Sunday, April 06, 2008

Paul endorses loony Far Right conspiracy group.

This blog was, to make an understatement, less than enthusiastic that Ron Paul was selling himself as a libertarian given his unlibertarian views on certain issues. And I was less than thrilled with his associations to the lunatic Right. I mean the truly lunatic Right of secret conspiracies, banking plots and world-government cabals that are best understood while on LSD.

I also mentioned that Paul was more than friendly with the crazed John Birch Society. The Birchers like to sell themselves as sane by emphasizing their areas of agreement with libertarians. Some people think this a big deal. But socialists have areas of agreement with Libertarians. Hillary has areas of agreement. Even King George has areas. Libertarians have become such cheap political whores that any agreement seems sufficient to buy their praise.

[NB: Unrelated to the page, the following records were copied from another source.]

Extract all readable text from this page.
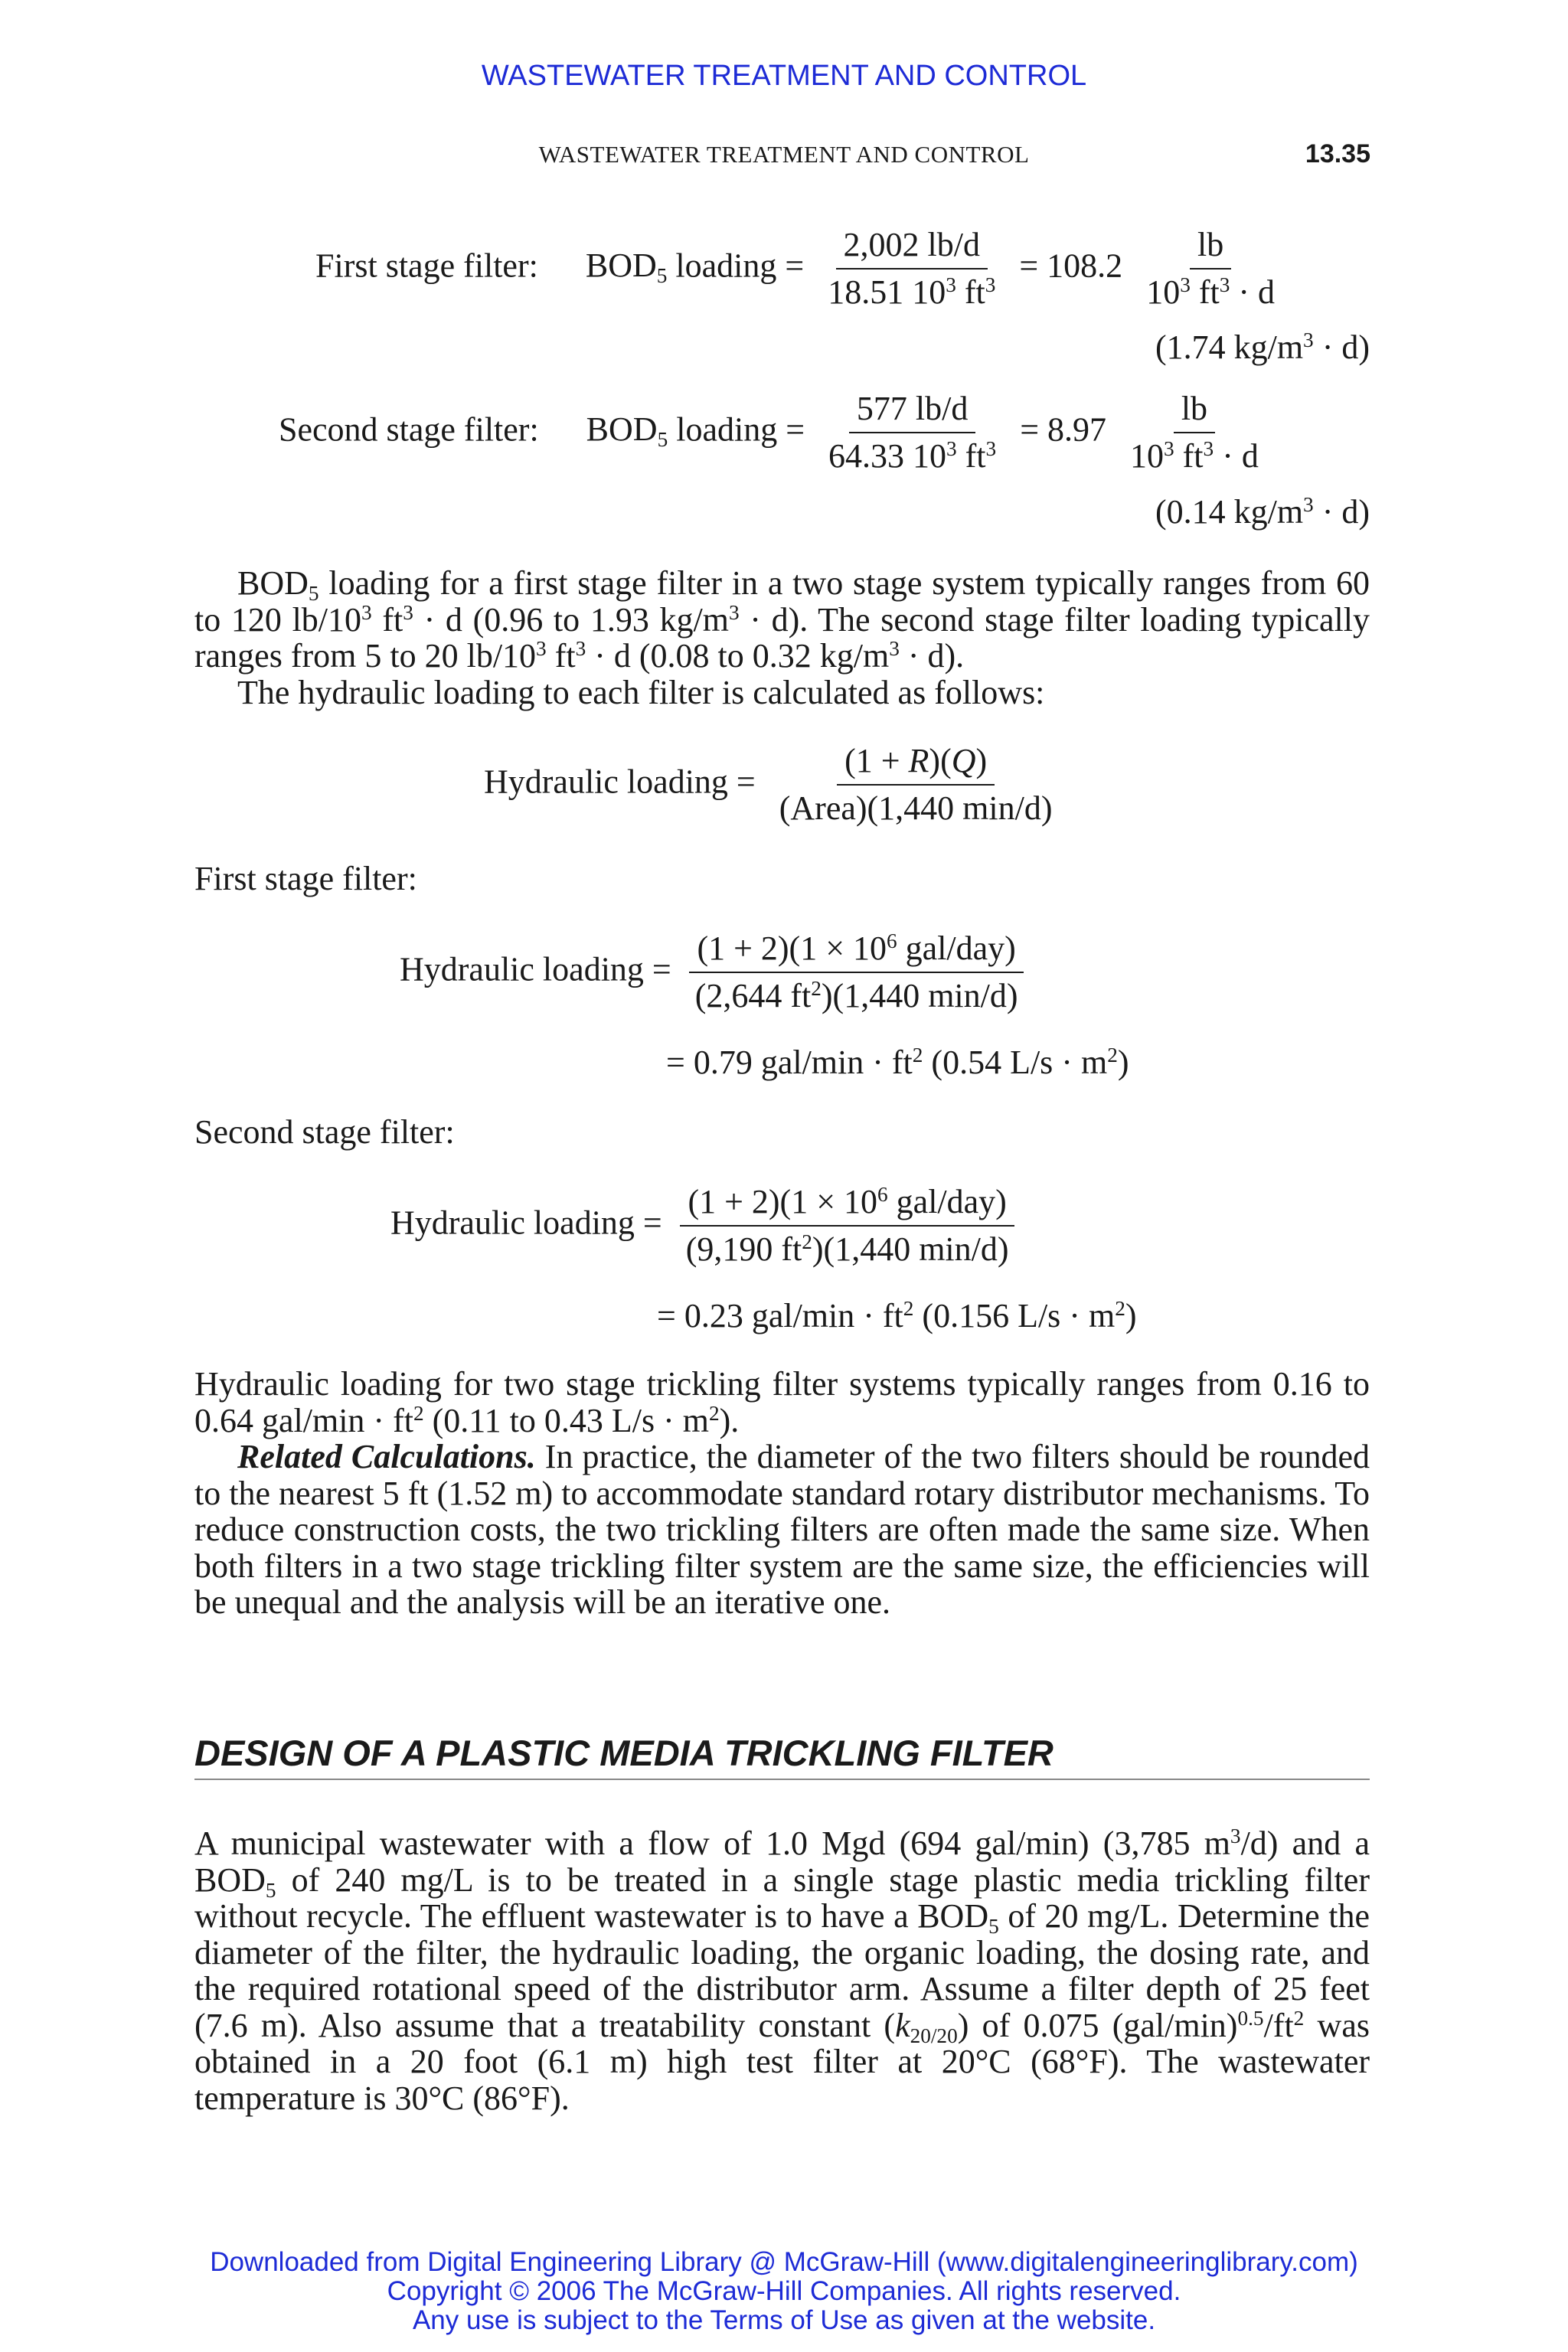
WASTEWATER TREATMENT AND CONTROL
WASTEWATER TREATMENT AND CONTROL	13.35
First stage filter: $BOD_5$ loading = $\frac{2,002 lb/d}{18.51 10^3 ft^3} = 108.2 \frac{lb}{10^3 ft^3 \cdot d}$
(1.74 $kg/m^3 \cdot d$)
Second stage filter: $BOD_5$ loading = $\frac{577 lb/d}{64.33 10^3 ft^3} = 8.97 \frac{lb}{10^3 ft^3 \cdot d}$
(0.14 $kg/m^3 \cdot d$)

$BOD_5$ loading for a first stage filter in a two stage system typically ranges from 60 to 120 $lb/10^3$ $ft^3 \cdot d$ (0.96 to 1.93 $kg/m^3 \cdot d$). The second stage filter loading typically ranges from 5 to 20 $lb/10^3$ $ft^3 \cdot d$ (0.08 to 0.32 $kg/m^3 \cdot d$).

The hydraulic loading to each filter is calculated as follows:

Hydraulic loading = $\frac{(1 + R)(Q)}{\text{(Area)(1,440 min/d)}}$
First stage filter:
Hydraulic loading = $\frac{(1 + 2)(1 \times 10^6 gal/day)}{(2,644 ft^2)(1,440 \min/d)}$
= 0.79 $gal/\min \cdot ft^2$ (0.54 $L/s \cdot m^2$)
Second stage filter:
Hydraulic loading = $\frac{(1 + 2)(1 \times 10^6 gal/day)}{(9,190 ft^2)(1,440 \min/d)}$
= 0.23 $gal/\min \cdot ft^2$ (0.156 $L/s \cdot m^2$)

Hydraulic loading for two stage trickling filter systems typically ranges from 0.16 to 0.64 $gal/\min \cdot ft^2$ (0.11 to 0.43 $L/s \cdot m^2$).

Related Calculations. In practice, the diameter of the two filters should be rounded to the nearest 5 ft (1.52 m) to accommodate standard rotary distributor mechanisms. To reduce construction costs, the two trickling filters are often made the same size. When both filters in a two stage trickling filter system are the same size, the efficiencies will be unequal and the analysis will be an iterative one.

DESIGN OF A PLASTIC MEDIA TRICKLING FILTER

A municipal wastewater with a flow of 1.0 Mgd (694 gal/min) (3,785 $m^3/d$) and a $BOD_5$ of 240 mg/L is to be treated in a single stage plastic media trickling filter without recycle. The effluent wastewater is to have a $BOD_5$ of 20 mg/L. Determine the diameter of the filter, the hydraulic loading, the organic loading, the dosing rate, and the required rotational speed of the distributor arm. Assume a filter depth of 25 feet (7.6 m). Also assume that a treatability constant $(k_{20/20})$ of 0.075 $(gal/\min)^{0.5}/ft^2$ was obtained in a 20 foot (6.1 m) high test filter at 20°C (68°F). The wastewater temperature is 30°C (86°F).

Downloaded from Digital Engineering Library @ McGraw-Hill (www.digitalengineeringlibrary.com)
Copyright © 2006 The McGraw-Hill Companies. All rights reserved.
Any use is subject to the Terms of Use as given at the website.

The Birchers started out as your typical Right-wing group obsessed with the “Communist conspiracy”. But JBS founder Robert Welch had other wacko theories in mind. He believed that in 1776 a satanic (sometimes “Satanic”) plot was organized to set up world government. The group that supposedly did this was the Illuminati.

In reality there was an Illuminati. It’s goals were far more modest that the deluded fantasies of Welch and it’s other critics. The Illuminati was founded in Bavaria during a very conservative era. It was not a good time to oppose the State or the Church and most classical liberals would oppose both. The Illuminati was the good guys. They would trying to expand intellectual and political freedom against a regime that was run by the landed aristocracy and the church.

Thomas Jefferson basically praised the goals of the Illuminati and said it operated as secret society because it was forced to do so by the regime it opposed. The conservative forces, of course, were against the classical liberal revolution and the Illuminati in Germany was basically destroyed by the state. But it lived on in the fevered imagination of crazed conservatives ever since. Jefferson’s kind words for an organization that was promoting the same liberal goals as the American Revolution was cited as proof that he was the head of this “Satanist” plot in America.

Various writers for the next couple of hundred years imagined the Illuminati being involved in anything they didn’t like. For some the “international bankers” were the plot and the Illuminati controlled them. Some said it was the Jews and that the Illuminati was the cabal at the very top. Catholic conspiracy mongers like to see the Illuminati running the Masons and Protestantism. Fundamentalist nutters saw the Illuminati controlling the Catholic Church. Over the years there is nary a wacko plot that has been invented that wasn’t then put under the alleged control of this defunct organization.

Robert Welch, the founder of the Birch Society, took this stuff about as far as you good. For him all the various conspiracies existed but were controlled by the “Insiders” by whom he meant the Illuminati. Many of the top Birchers were convinced the Insiders were really all Jews and that Jews were the plotters behind all the world’s troubles. Welch preferred to keep that sort of thing under the table. But prominent Birchers frequently went off into the anti-Semitic land of neo-Nazism. Many a JBS chapter ended their official meetings with unofficial discussions where anti-Semitic tracts came out of hiding and were discussed but never “officially” lest the JBS be tarnished.

The Birchers were against the Civil Rights movement for equality of black Americans. Today they are leading the charge against Hispanics and homosexuals. They are still pushing their wacko conspiracy theories and it is from them that Paul got his bizarre material on NAFTA and the alleged “North American Union”. The Birch Society is for the war on drugs, for censorship and wants abortion banned. They are not advocates of separation of church and state across the board.

If a libertarian is broadly defined and socially liberal and economically conservative they are NOT libertarians. They hold Ron Paul’s views which were conservative and, at best, merely wanted the social control run on the state level. They don’t oppose state control they just want a different level of government doing the controlling. A libertarian opposes the control full stop. Simple lesson but a lot of alleged libertarians don’t get it.

Now Ron Paul has basically come out of the closet and publicly endorsed the John Birch Society. Paul called them “a great patriotic organization” and wished “them continued success and endorse their untiring efforts.” Their efforts are supposedly for “less government” but their definition of less government and a libertarian definition are very different. A libertarian says you can have less government by abolishing the war on drugs. The Birchers and Paul say you get it by having the states run the war on drugs instead.

A libertarian says that church and state (any level of government) must be separated. The Birch and Paul view is that church and state may be combined at the level of the 50 states just not at the federal level.

Ron Paul’s endorsement of one of the nuttiest of the far Right groups is an indication of how far from libertarianism he has drifted. What worries me isn’t that he drifted in this Far Right direction as much as some libertarians drifting along with him. The libertarian movement is drifting far from its original principles and turning in a rump of the Far Right with their bigoted campaigns and their intolerance for individual freedom.

Note: This was written a few days ago but we were on the road and hotel WiFi stopped working on us as we were preparing to put this on line and we didn't get it working again. My apologies for the delay.